Richard Homburg is still only in his early sixties. He’s not without assets. In early January, a Montreal court approved the terms of a deal to settle a lawsuit between Homburg Invest and its former CEO that gives Richard Homburg $10.5 million in cash, $7.1 million in promissory notes and title to two condos valued at $3.1 million. No one believes he’ll end up in a food bank anytime soon — and his wounded ego will almost certainly ache for vindication.

When I ask the investment advisor whether Homburg can make a comeback, he is initially dismissive. “He’s essentially done,” he says. “The whole thing has become too much of a soap opera.” But then he pauses, considers. “Richard has always worn those rose-coloured glasses. He’ll probably look at this and say, this is just the way the world works. Shit happens. And he’ll move on. Who knows?”

The little Dutch boy, who used the ache of a dismissive step-father to stoke his overweening ambitions, has not disappeared.

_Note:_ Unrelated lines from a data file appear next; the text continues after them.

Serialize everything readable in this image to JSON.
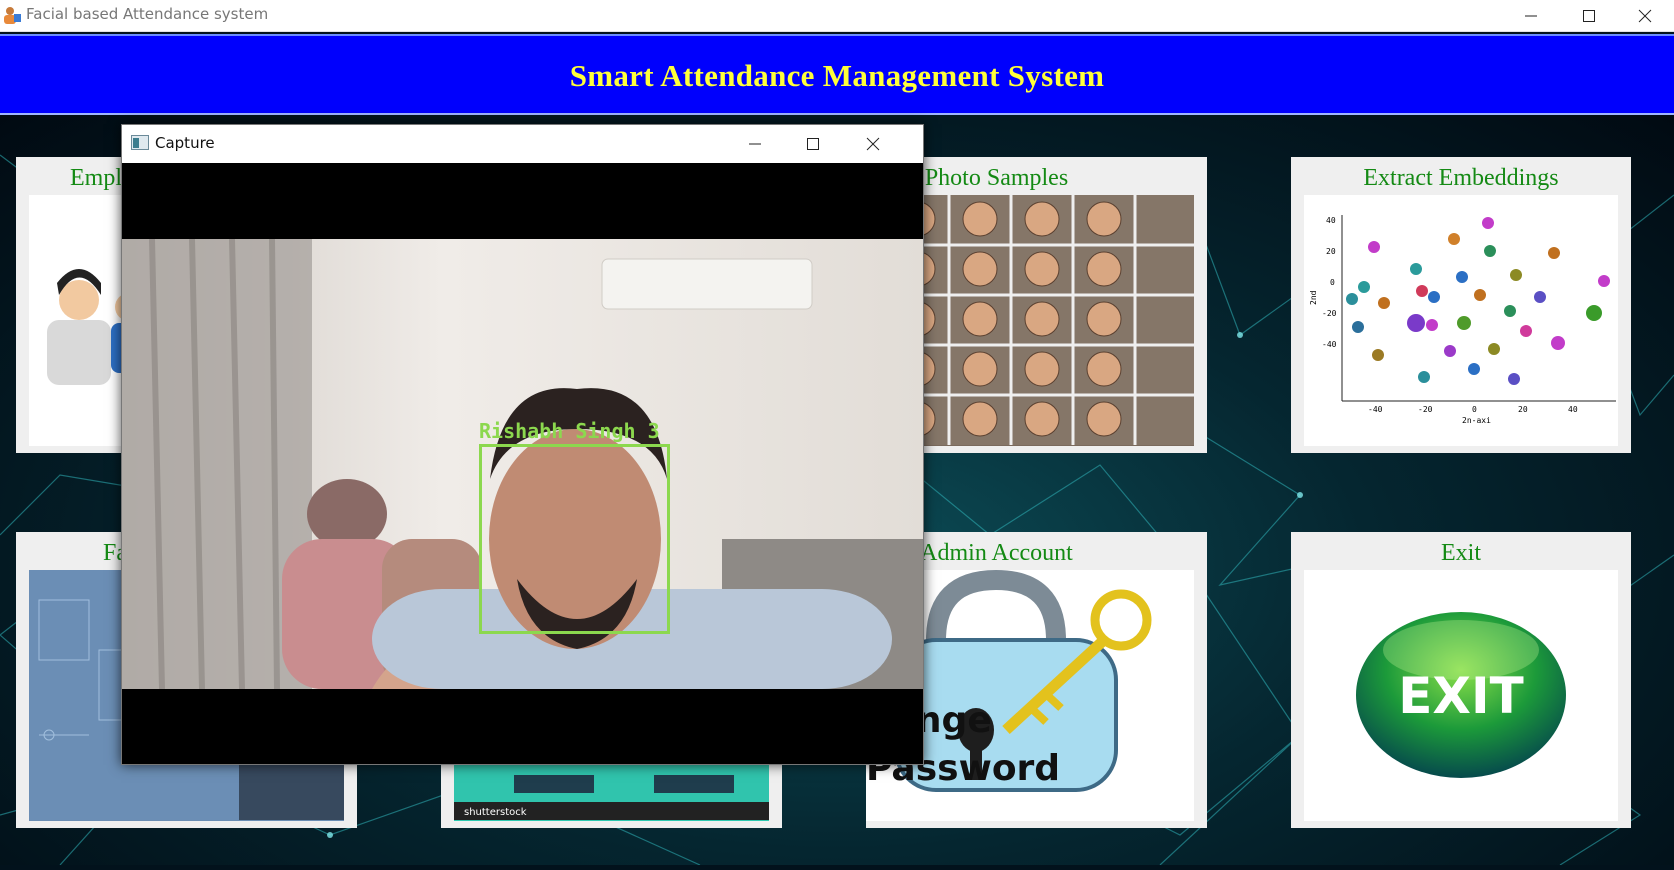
{
  "window": {
    "title": "Facial based Attendance system",
    "controls": [
      "minimize-icon",
      "maximize-icon",
      "close-icon"
    ]
  },
  "header": {
    "title": "Smart Attendance Management System",
    "bg_color": "#0000fd",
    "text_color": "#ffff3a"
  },
  "tiles": [
    {
      "label": "Empl",
      "image": "employees-icon"
    },
    {
      "label": "Photo Samples",
      "image": "face-grid-photo"
    },
    {
      "label": "Extract Embeddings",
      "image": "scatter-plot"
    },
    {
      "label": "Fa",
      "image": "face-scan-photo"
    },
    {
      "label": "",
      "image": "shutterstock-photo"
    },
    {
      "label": "Admin Account",
      "image": "padlock-key-icon"
    },
    {
      "label": "Exit",
      "image": "exit-button-icon"
    }
  ],
  "embedding_plot": {
    "y_ticks": [
      "40",
      "20",
      "0",
      "-20",
      "-40"
    ],
    "x_ticks": [
      "-40",
      "-20",
      "0",
      "20",
      "40"
    ],
    "y_axis_label": "2nd",
    "x_axis_label": "2n-axi"
  },
  "admin_image_text": {
    "line1": "hange",
    "line2": "Password"
  },
  "exit_image_text": "EXIT",
  "shutterstock_text": "shutterstock",
  "capture_window": {
    "title": "Capture",
    "face_label": "Rishabh Singh 3",
    "box_color": "#8cd84e"
  },
  "label_color": "#148a14"
}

We may not have heard the last of Richard Homburg.

___

A note on sources:
Since Richard Homburg didn’t respond to my requests for an interview, I’ve had to draw on other sources for this article. Most of the biographical information about him originally appeared in two excellent profiles, one by Canadian Press reporter Michael Tutton, the other in the defunct Halifax Daily News, both published at the pinnacle of Homburg’s success. The best day-to-day coverage of Homburg’s corporate comings and goings appeared on the Halifax-based website allnovascotia.com. And, of course, I talked extensively with people who know Homburg and his companies intimately: associates, investors, investment advisors and developers, none of whom would be quoted directly in the article.